Lo más plástico corrió de cuenta del debutante Tendero. Un poco gestero, pero de elegante encaje con el capote y a la verónica. De buena escuela la idea de torear por doblones genuflexos. Muy seguro en el toreo cambiado y en los remates. Sólo el asiento justo para ligar, porque no llegó al tercer muletazo de tanda sin perder pasos. Vertical, o sin encogerse, sin embargo. Desigual el sentido del temple, tan puesto a prueba en esta ocasión memorable porque tocaron dos novillos extraordinarios. Pereza o renuncio para tomar el descabello. Buen gusto al componer, mano baja, porque hace tiempo que un torero, si se reclama de Albacete, tiene que bajar la mano. Y, en fin, cierto aromita con el tarro abierto del todo. Hará carrera. De novillero. Aviso en el primero y oreja en el segundo. Rubén Pinar se encontró con el coro censor de las Ventas por tomarse demasiadas ventajas con el quinto: torear al hilo o para fuera, rectificar antes de tiempo o a destiempo, descargada la suerte, forzados embroques. Una faena tozuda, empeñosa, a ratos ratonil, a ratos suficiente. Oreja en el primero y saludos, en su segundo.

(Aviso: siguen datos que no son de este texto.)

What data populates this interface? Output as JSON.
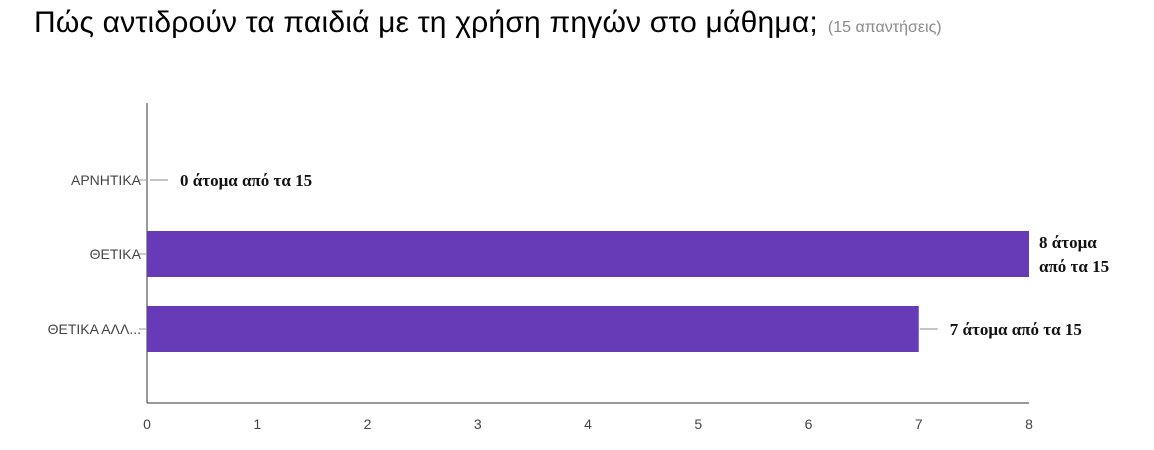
{
  "header": {
    "title": "Πώς αντιδρούν τα παιδιά με τη χρήση πηγών στο μάθημα;",
    "responses": "(15 απαντήσεις)"
  },
  "chart_data": {
    "type": "bar",
    "orientation": "horizontal",
    "categories": [
      "ΑΡΝΗΤΙΚΑ",
      "ΘΕΤΙΚΑ",
      "ΘΕΤΙΚΑ ΑΛΛ..."
    ],
    "values": [
      0,
      8,
      7
    ],
    "annotations": [
      [
        "0 άτομα από τα 15"
      ],
      [
        "8 άτομα",
        "από τα 15"
      ],
      [
        "7 άτομα από τα 15"
      ]
    ],
    "xlim": [
      0,
      8
    ],
    "xticks": [
      "0",
      "1",
      "2",
      "3",
      "4",
      "5",
      "6",
      "7",
      "8"
    ],
    "bar_color": "#673ab7",
    "grid": false
  }
}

Chechu, que sólo se puso tras muchas pruebas, no se animó con el son del primero, y lo toreó muy despegado, ni le vio el aire al cuarto. Ni se vino abajo tampoco. Mató con autoridad y limpieza.Silencio en los dos.
Los seis novillos de Montealto (Agustín Montes). De buenas, serias y variadas hechuras. Salvo el cuarto, que manseó y cobardeó, dieron juego todos.